Resulta curioso comprobar cómo la carga de la acusación siempre cayó sobre el lado de Graco, a quien se le imputó de peligroso revolucionario. Cicerón describió años más tarde estos acontecimientos, tratando de dejar instalada la versión conservadora que él representaba. Llama la atención que culpe de Graco de haber provocado una fractura social, como si esta no estuviera instalada en la sociedad romana y fuera ella la que le había llevado a plantear sus reformas. En su libro Sobre la República (I.19), le acusa de ser quien “dividió a un pueblo unido en dos partes” (divisit populum unum in duas partes), como si quien destapa el cubo de la basura, fuera el responsable de toda la podredumbre que ya existía en su interior.

Resulta descorazonador comprobar que estas actitudes siguen instaladas en nuestros días. La política se sostiene sobre la premisa de que los problemas precisan de soluciones políticas. Aquellos que toman las decisiones de encararlos, deben buscar los medios para tratar de encontrar los cauces para hacerlo. Tiberio Graco tuvo que sacar adelante su reforma agraria superando todos los obstáculos que el Senado y las élites dirigentes le pusieron por delante.

Finalmente, este enfrentamiento le costó la vida.

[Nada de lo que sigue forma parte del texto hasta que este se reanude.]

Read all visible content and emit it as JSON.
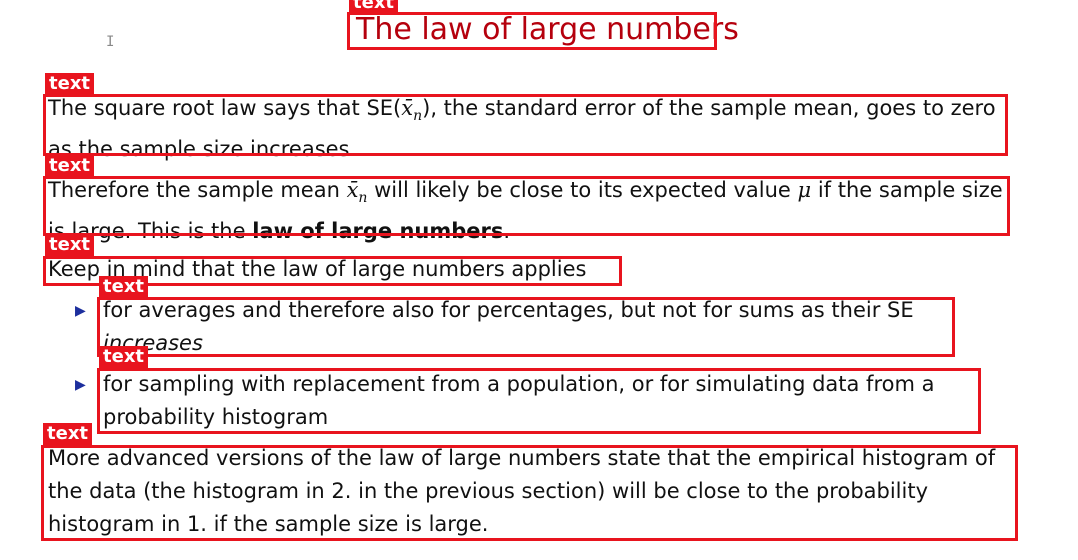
{
  "annotation_label": "text",
  "colors": {
    "annotation": "#e8141e",
    "title": "#b5000d",
    "bullet": "#1d2f9e",
    "text": "#111111"
  },
  "cursor_icon": "text-cursor-icon",
  "bullet_icon": "triangle-right-icon",
  "slide": {
    "title": "The law of large numbers",
    "p1": {
      "a": "The square root law says that SE(",
      "math": "x̄",
      "sub": "n",
      "b": "), the standard error of the sample mean, goes to zero as the sample size increases."
    },
    "p2": {
      "a": "Therefore the sample mean ",
      "math": "x̄",
      "sub": "n",
      "b": " will likely be close to its expected value ",
      "mu": "μ",
      "c": " if the sample size is large. This is the ",
      "bold": "law of large numbers",
      "d": "."
    },
    "p3": "Keep in mind that the law of large numbers applies",
    "bullet1": {
      "a": "for averages and therefore also for percentages, but not for sums as their SE ",
      "italic": "increases"
    },
    "bullet2": "for sampling with replacement from a population, or for simulating data from a probability histogram",
    "p4": "More advanced versions of the law of large numbers state that the empirical histogram of the data (the histogram in 2. in the previous section) will be close to the probability histogram in 1. if the sample size is large."
  }
}
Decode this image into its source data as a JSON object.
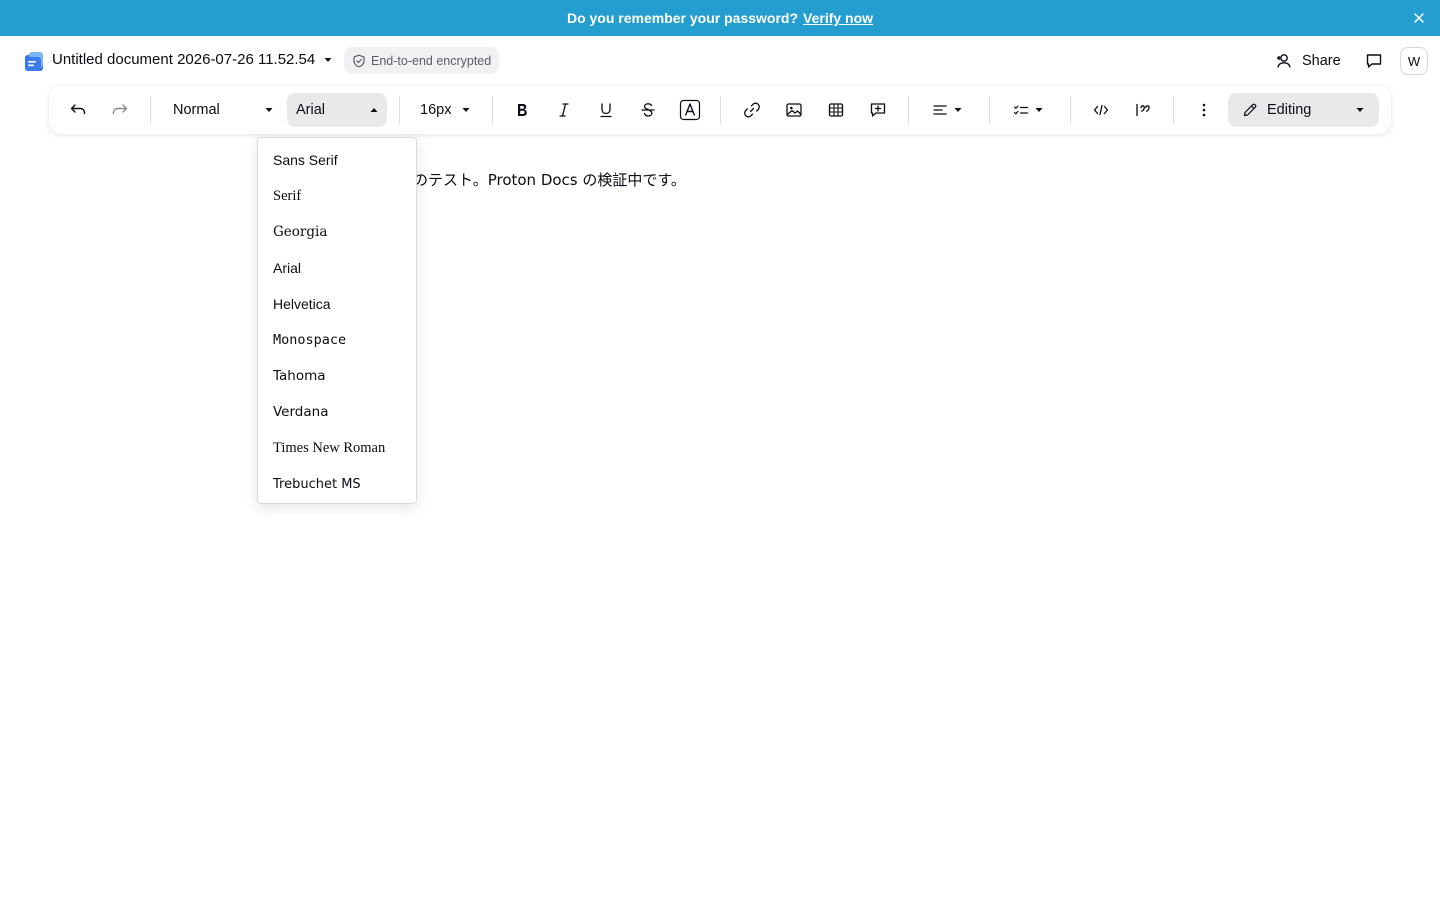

Nuestro país ha vivido una semana compleja en torno al debate de investidura. Ahí hemos podido escuchar todo tipo de argumentos, desde los supuestamente legales hasta los más estrambóticos. No solo eso, se ha llegado a plantear una campaña de acoso y derribo contra aquellos que estuvieran dispuestos a manifestar su voto contrario a quienes decían hablar en nombre del bien del Estado y de los ciudadanos. Al final no se ha llegado a los extremos del años 133 a.C. Era lo lógico. Sin embargo, la enseñanza sigue siendo la misma: no se puede acusar a quienes votaron sí en esta sesión de investidura de haber dividido al país. El país ya presentaba fracturas que precisan de soluciones y suturas políticas. Y estas solo las podrán hacer aquellos que decidan enfrentarse de cara a ellas, aunque esto pueda suponer tener que escuchar diariamente los gritos e insultos de quienes creen que el poder y el estado solo es suyo.